No, because it is safe to assume that the manufacturers will lock down the device so that only they can create updates for it, and it is safe to assume that manual driving will become more and more restricted over time. Setting any specific time limit is thus equivalent to planned obsolescence on a nationwide scale.
Manufacturers should be required to update the firmware for as long as a single copy of that car is on the road. This encourages the manufacturers to standardize on a single set of software that applies to all of their vehicles over many, many model years, which has the added benefit of dramatically reducing the likelihood of coding errors. If the manufacturer goes out of business, they should be required to spin off a company that owns the source code and rights to do this maintenance. They should be required to set aside a portion of the purchase price of each vehicle in a special safety fund that is protected in the event of bankruptcy, specifically for the purpose of funding such a company, should it be required.
... it just disables itself allowing for manual control.
No, because some people will just not bother to update their firmware, and will just choose to drive manually. Then we'll be in the same position we're in now, having to maintain lots of unnecessary infrastructure (traffic lights, road signs, etc.) that we could otherwise eliminate entirely.
Except on specifically designated manual roads (e.g. scenic routes, long roads in the middle of the desert, etc.), manual control should be restricted to emergencies only (temporary in the event of a complete system failure, to drive it to the nearest spot on the shoulder that is wide enough to pull over so that a tow truck can tow it to a repair shop). Manual driving should be extremely rare, as it puts a significant strain on the traffic control systems.
Firmware should be OTA self-updating, should be signed by the manufacturer, and should be completely transparent to the user. The vehicle should have two boot partitions, and should always update the least recently updated partition.

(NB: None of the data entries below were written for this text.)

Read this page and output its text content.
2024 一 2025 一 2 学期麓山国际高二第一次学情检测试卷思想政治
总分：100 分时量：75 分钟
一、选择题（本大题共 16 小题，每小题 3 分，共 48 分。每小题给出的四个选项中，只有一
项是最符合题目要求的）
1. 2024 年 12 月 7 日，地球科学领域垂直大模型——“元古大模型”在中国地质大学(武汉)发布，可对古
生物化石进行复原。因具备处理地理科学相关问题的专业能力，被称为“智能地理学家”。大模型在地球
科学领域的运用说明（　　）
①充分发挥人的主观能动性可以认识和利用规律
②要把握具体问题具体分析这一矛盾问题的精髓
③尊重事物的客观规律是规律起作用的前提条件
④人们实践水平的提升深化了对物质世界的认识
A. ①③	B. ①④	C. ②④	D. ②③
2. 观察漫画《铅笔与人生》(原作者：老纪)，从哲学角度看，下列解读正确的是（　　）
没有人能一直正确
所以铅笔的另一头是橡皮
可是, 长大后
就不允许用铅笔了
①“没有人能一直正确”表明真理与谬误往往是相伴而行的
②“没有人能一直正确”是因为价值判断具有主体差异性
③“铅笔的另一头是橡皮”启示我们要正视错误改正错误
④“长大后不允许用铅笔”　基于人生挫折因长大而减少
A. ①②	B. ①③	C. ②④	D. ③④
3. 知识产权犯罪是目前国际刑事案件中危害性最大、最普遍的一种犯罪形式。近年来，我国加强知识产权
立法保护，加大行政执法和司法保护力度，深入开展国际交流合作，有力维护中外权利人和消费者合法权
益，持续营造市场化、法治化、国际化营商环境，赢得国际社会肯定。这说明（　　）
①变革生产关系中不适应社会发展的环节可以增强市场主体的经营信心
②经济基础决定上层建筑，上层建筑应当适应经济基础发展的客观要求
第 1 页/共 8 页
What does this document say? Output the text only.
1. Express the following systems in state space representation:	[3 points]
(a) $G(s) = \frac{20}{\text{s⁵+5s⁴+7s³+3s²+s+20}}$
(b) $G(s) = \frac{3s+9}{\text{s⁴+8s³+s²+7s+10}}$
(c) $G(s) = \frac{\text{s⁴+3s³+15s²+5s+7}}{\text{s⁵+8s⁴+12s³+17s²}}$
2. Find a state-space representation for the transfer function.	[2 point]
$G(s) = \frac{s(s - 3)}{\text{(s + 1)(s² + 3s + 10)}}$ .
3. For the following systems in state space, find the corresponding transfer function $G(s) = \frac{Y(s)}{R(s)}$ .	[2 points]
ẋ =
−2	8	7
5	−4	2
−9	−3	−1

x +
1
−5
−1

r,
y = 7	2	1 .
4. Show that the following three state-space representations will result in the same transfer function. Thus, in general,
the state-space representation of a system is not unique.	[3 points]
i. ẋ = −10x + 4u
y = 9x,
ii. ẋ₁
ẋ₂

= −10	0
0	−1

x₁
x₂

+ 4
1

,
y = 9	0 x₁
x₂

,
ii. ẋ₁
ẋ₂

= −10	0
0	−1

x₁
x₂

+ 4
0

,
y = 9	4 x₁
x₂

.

That way in the event of a failure, you can do some magic sequence involving the odometer button and the ignition key to revert a bad firmware install in the unlikely even that it happens. Also, this ensures that if the install fails for some reason, the car can safely wipe that boot partition, load a full copy (non-update) of the new version, and go on as though nothing had gone wrong.
The device should continue running the current version of the firmware until the next time you shut the vehicle off. Then, it should boot from any newly updated firmware. If the boot fails, it should fall back to the previous firmware, wipe the newly updated firmware, and download a fresh (full install) copy again.
The manufacturer should have the ability to push an "unsafe firmware" notice to the device. If the device sees that flag, it should immediately flag that version of the firmware as potentially dangerous. If it is currently booted from the unsafe version and if it has another version installed that is not flagged, it should immediately find a safe spot to pull over, pull over, reboot from the other version of the firmware, and continue the trip. If it does not have a safe version, it should immediately query the server, download a full, known-safe version, overwrite the version that it is not currently booted from, and then immediately find a safe spot to pull over, etc.